Auf Technologie setzt auch der Unfallhelfer der Zurich Versicherung, der in der Kategorie Kundenservice/Betreuen und Helfen den ersten Platz erreichte. Die Versicherer haben eine mobile Applikation entwickelt, die bei einem Unfall wichtige Hilfestellungen liefert. Darüber hinaus enthält die App Schaden- und Notrufnummern der Zurich. Kunden können den Versicherer so bereits vom Ort des Geschehens aus über den Unfall informieren. Die Entwicklung hat die Jury überzeugt: „Endlich mal keine Good-Will-App mit schönen Bildchen, sondern echte Hilfe“, urteilt Juror Dieter Bick.

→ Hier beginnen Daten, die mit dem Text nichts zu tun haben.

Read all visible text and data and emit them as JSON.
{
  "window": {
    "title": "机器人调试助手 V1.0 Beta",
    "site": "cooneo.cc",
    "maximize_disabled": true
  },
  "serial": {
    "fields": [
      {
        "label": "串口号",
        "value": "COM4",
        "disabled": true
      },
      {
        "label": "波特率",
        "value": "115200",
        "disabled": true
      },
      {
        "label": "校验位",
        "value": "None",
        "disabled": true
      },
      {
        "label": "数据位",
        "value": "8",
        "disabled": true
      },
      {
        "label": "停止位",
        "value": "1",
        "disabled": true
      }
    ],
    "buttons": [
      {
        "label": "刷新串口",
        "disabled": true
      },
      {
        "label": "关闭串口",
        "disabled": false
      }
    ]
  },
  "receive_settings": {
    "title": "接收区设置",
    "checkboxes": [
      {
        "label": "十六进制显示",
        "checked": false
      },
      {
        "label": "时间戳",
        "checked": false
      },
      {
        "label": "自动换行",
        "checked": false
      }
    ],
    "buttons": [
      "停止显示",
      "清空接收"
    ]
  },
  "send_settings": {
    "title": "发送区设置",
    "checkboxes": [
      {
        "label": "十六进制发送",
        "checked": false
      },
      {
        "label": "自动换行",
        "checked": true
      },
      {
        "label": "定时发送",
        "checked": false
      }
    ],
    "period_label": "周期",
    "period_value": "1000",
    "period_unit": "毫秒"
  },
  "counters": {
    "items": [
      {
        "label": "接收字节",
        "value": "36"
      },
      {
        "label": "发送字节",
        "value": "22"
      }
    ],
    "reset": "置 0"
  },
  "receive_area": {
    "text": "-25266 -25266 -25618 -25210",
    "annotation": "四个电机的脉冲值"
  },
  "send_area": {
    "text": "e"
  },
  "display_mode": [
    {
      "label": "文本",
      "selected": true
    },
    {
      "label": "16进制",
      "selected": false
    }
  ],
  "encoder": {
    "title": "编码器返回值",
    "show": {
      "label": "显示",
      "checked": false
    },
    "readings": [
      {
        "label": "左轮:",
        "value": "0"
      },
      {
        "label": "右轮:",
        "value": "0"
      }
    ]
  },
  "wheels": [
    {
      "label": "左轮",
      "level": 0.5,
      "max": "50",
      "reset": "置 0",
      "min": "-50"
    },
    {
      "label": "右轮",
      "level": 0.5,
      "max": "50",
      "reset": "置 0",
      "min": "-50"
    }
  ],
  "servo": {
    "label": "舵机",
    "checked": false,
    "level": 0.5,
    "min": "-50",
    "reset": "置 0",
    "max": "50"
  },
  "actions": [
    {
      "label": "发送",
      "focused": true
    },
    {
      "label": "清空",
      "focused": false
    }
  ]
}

Unterstützung für VermittlerIn derselben Kategorie punkteten auch Angebote von Signal Iduna und Cosmosdirekt. Die beiden Versicherer bieten ihren Kunden Onlineversicherungsordner, über die sie ihre Vertragsdaten einsehen können. Dabei überzeugte Meine Signal Iduna die Jurymitglieder etwas mehr als das Konkurrenzangebot Mein Cosmosdirekt. „Signal Iduna verschafft seinen Kunden einen noch größeren Einblick, vor allem was die Leistungsregulierung und -abrechnung angeht“, sagt Oliver Gaedeke.

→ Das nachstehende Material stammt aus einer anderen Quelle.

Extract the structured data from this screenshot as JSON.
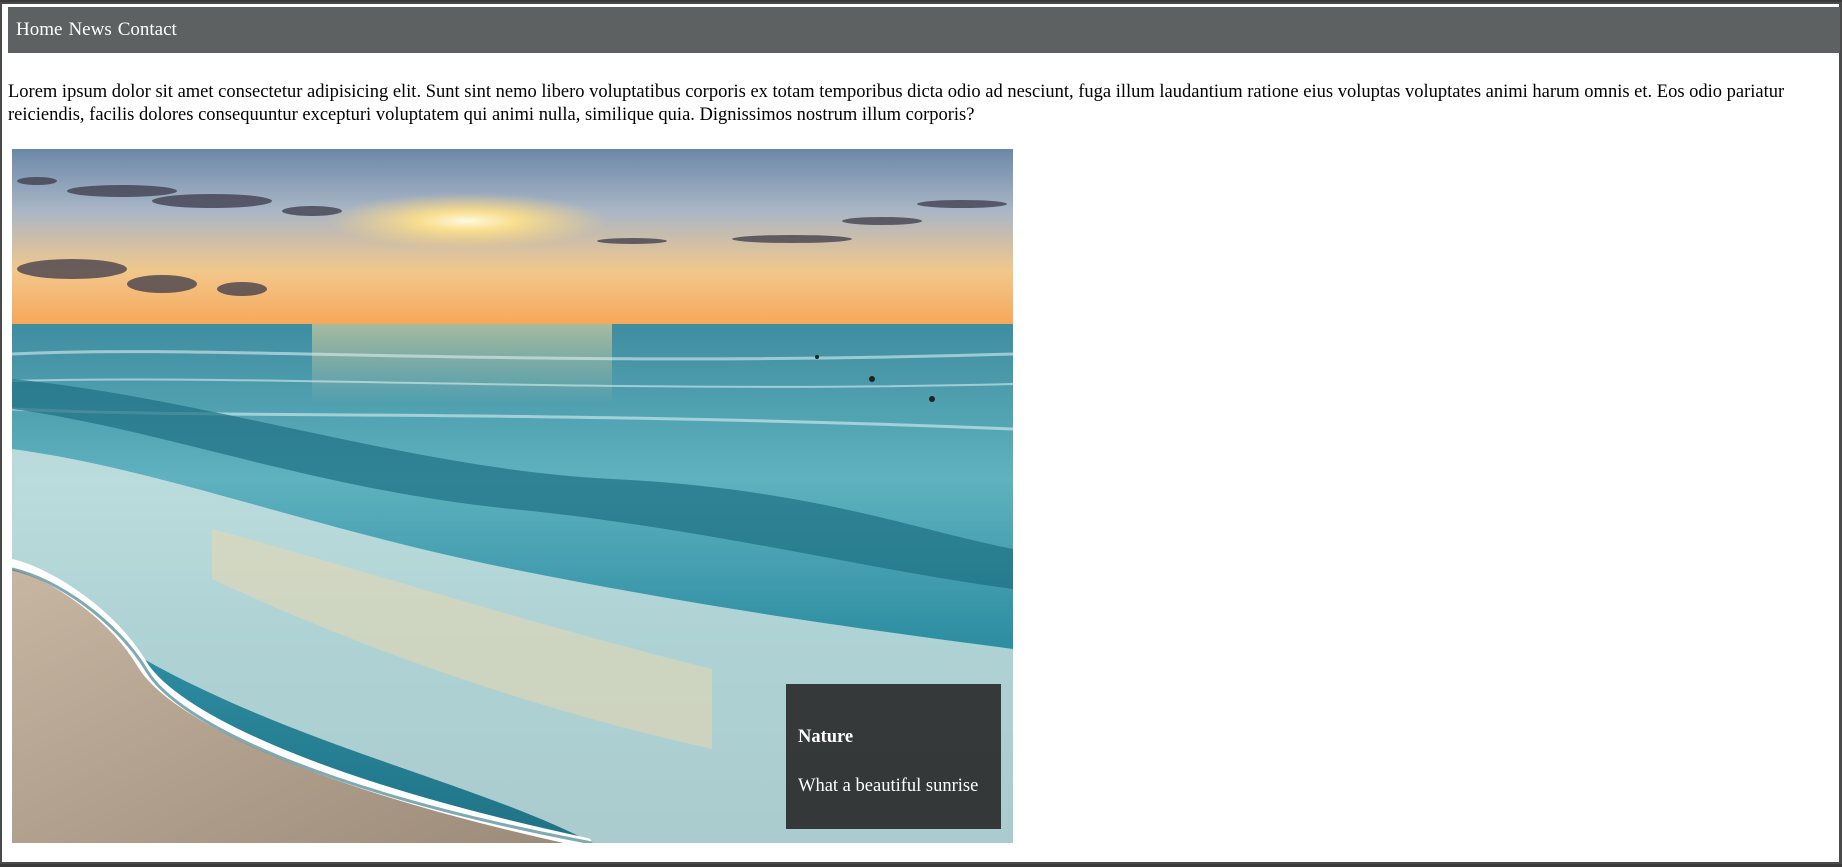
{
  "nav": {
    "items": [
      {
        "label": "Home"
      },
      {
        "label": "News"
      },
      {
        "label": "Contact"
      }
    ]
  },
  "intro_text": "Lorem ipsum dolor sit amet consectetur adipisicing elit. Sunt sint nemo libero voluptatibus corporis ex totam temporibus dicta odio ad nesciunt, fuga illum laudantium ratione eius voluptas voluptates animi harum omnis et. Eos odio pariatur reiciendis, facilis dolores consequuntur excepturi voluptatem qui animi nulla, similique quia. Dignissimos nostrum illum corporis?",
  "figure": {
    "caption_title": "Nature",
    "caption_text": "What a beautiful sunrise"
  },
  "colors": {
    "navbar": "#5e6161",
    "page_bg": "#ffffff",
    "caption_bg": "#282828"
  }
}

In der Kategorie Vermittlerservice konnte der Volkswohl Bund mit seinem ausgeklügelten AS-Konfigurator auftrumpfen. Das Produkt dient dazu, Vermittler auf Beratungsgespräche zum Thema Berufsunfähigkeits- und Erwerbsunfähigkeitsversicherungen vorzubereiten. Mittels des Konfigurators können die Berater genau berechnen, wie hoch die Versorgungslücke ihres Kunden ausfällt und Versicherungsverträge miteinander kombinieren. Den schwierigen und beratungsintensiven Bereich der Berufsunfähigkeitsversicherungen deckt auch das zweitplatzierte Angebot der VPV Lebensversicherung ab. Die VPV hat für Makler ein Gesundheitsprüfungs-Tool entwickelt. Der Vermittler kann mit seiner Hilfe innerhalb weniger Stunden den Versorgungsbedarf des Kunden klären. Angesichts ansonsten üblicher langatmiger Beratungsprozeduren offenbar eine echte Hilfe.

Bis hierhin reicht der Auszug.